AIT Austrian Institute of Technology GmbH, Center for Health and Bioresources, Medical Signal Analysis, Giefinggasse 4, A-1210 Vienna, Austria.
TU Wien, Institute of Analysis and Scientific Computing, Wiedner Hauptstr. 8, A-1040 Vienna, Austria.
Physiol Meas. 2023 Jul 10;44(7). doi: 10.1088/1361-6579/acdfb3.
Left ventricular hypertrophy (LVH) is one of the most severe risk factors in patients with end-stage kidney disease (ESKD) regarding all-cause and cardiovascular mortality. It contributes to the risk of sudden cardiac death which accounts for approximately 25% of deaths in ESKD patients. Electrocardiography (ECG) is the least expensive way to assess whether a patient has LVH, but manual annotation is cumbersome. Thus, an automated approach has been developed to derive ECG-based LVH parameters. The aim of the current study is to compare automatic to manual measurements and to investigate their predictive value for cardiovascular and all-cause mortality.From the 12-lead 24 h ECG measurements of 301 ESKD patients undergoing haemodialysis, three different LVH parameters were calculated. Peguero-Lo Presti voltage, Cornell voltage, and Sokolow-Lyon voltage were automatically derived and compared to the manual annotations. To determine the agreement between manual and automatic measurements and their predictive value, Bland-Altman plots were created and Cox regression analysis for cardiovascular and all-cause mortality was performed.The median values for the automatic assessment were: Peguero-Lo Presti voltage 1.76 mV (IQR 1.29-2.55), Cornell voltage 1.14 mV (IQR 0.721-1.66), and Sokolow-Lyon voltage 1.66 mV (IQR 1.08-2.23). The mean differences when compared to the manual measurements were -0.027 mV (0.21 SD), 0.027 mV (0.13 SD) and -0.025 mV (0.24 SD) for Peguero-Lo Presti, Cornell, and Sokolow-Lyon voltage, respectively. The categorial LVH detection based on pre-defined thresholds differed in only 13 cases for all indices between manual and automatic assessment. Proportional hazard ratios only differed slightly in categorial LVH detection between manually and automatically determined LVH parameters; no differences could be found for continuous parameters.This study provides evidence that automatic algorithms can be as reliable in LVH parameter assessment and risk prediction as manual measurements in ESKD patients undergoing haemodialysis.

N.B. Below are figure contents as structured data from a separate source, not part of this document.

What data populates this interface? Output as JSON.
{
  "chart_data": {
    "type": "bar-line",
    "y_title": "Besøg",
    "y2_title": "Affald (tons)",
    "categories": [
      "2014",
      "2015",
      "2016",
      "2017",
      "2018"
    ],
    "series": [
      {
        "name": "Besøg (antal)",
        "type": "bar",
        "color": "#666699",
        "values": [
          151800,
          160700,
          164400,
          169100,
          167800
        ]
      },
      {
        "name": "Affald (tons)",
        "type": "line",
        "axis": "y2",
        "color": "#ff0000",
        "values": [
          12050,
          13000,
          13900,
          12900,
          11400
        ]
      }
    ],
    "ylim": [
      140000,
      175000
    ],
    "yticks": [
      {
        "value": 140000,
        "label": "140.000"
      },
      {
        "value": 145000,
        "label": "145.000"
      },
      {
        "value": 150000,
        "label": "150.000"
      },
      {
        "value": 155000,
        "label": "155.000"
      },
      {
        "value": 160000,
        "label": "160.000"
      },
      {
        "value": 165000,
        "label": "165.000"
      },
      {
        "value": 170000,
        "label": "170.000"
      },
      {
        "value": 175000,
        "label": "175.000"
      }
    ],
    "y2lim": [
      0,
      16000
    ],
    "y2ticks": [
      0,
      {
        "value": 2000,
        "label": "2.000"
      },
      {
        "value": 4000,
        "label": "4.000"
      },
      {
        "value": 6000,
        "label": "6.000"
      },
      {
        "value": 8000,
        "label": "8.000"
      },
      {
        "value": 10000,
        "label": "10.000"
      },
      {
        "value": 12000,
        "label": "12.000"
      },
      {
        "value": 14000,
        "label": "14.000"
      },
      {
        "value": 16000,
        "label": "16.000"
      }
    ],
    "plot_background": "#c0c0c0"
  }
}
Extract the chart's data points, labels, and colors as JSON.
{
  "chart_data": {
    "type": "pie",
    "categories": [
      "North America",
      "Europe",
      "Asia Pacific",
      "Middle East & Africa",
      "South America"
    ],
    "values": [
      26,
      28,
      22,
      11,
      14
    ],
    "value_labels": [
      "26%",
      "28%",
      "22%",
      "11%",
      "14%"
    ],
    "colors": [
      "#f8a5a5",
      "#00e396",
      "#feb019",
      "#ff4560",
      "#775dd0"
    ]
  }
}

左心室肥厚(LVH)是终末期肾病(ESKD)患者全因和心血管死亡率的最重要危险因素之一。它导致心脏性猝死的风险增加,约占 ESKD 患者死亡人数的 25%。心电图(ECG)是评估患者是否存在 LVH 的最便宜方法,但手动标注很繁琐。因此,已经开发了一种自动方法来推导基于心电图的 LVH 参数。本研究的目的是比较自动和手动测量,并研究它们对心血管和全因死亡率的预测价值。
从 301 名接受血液透析的 ESKD 患者的 12 导联 24 小时 ECG 测量中,计算了三种不同的 LVH 参数。自动推导并比较了 Peguero-Lo Presti 电压、Cornell 电压和 Sokolow-Lyon 电压与手动注释。为了确定手动和自动测量之间的一致性及其对心血管和全因死亡率的预测价值,创建了 Bland-Altman 图并进行了 Cox 回归分析。
Peguero-Lo Presti 电压 1.76 mV(IQR 1.29-2.55),Cornell 电压 1.14 mV(IQR 0.721-1.66),Sokolow-Lyon 电压 1.66 mV(IQR 1.08-2.23)。与手动测量相比,平均差异分别为-0.027 mV(0.21 SD)、0.027 mV(0.13 SD)和-0.025 mV(0.24 SD),用于 Peguero-Lo Presti、Cornell 和 Sokolow-Lyon 电压。手动和自动评估之间,基于预定义阈值的分类 LVH 检测仅在所有指标上存在 13 例差异。在手动和自动确定的 LVH 参数之间,分类 LVH 检测的比例风险比仅略有不同;对于连续参数,没有发现差异。
本研究提供的证据表明,自动算法在评估 LVH 参数和预测风险方面与手动测量一样可靠,适用于接受血液透析的 ESKD 患者。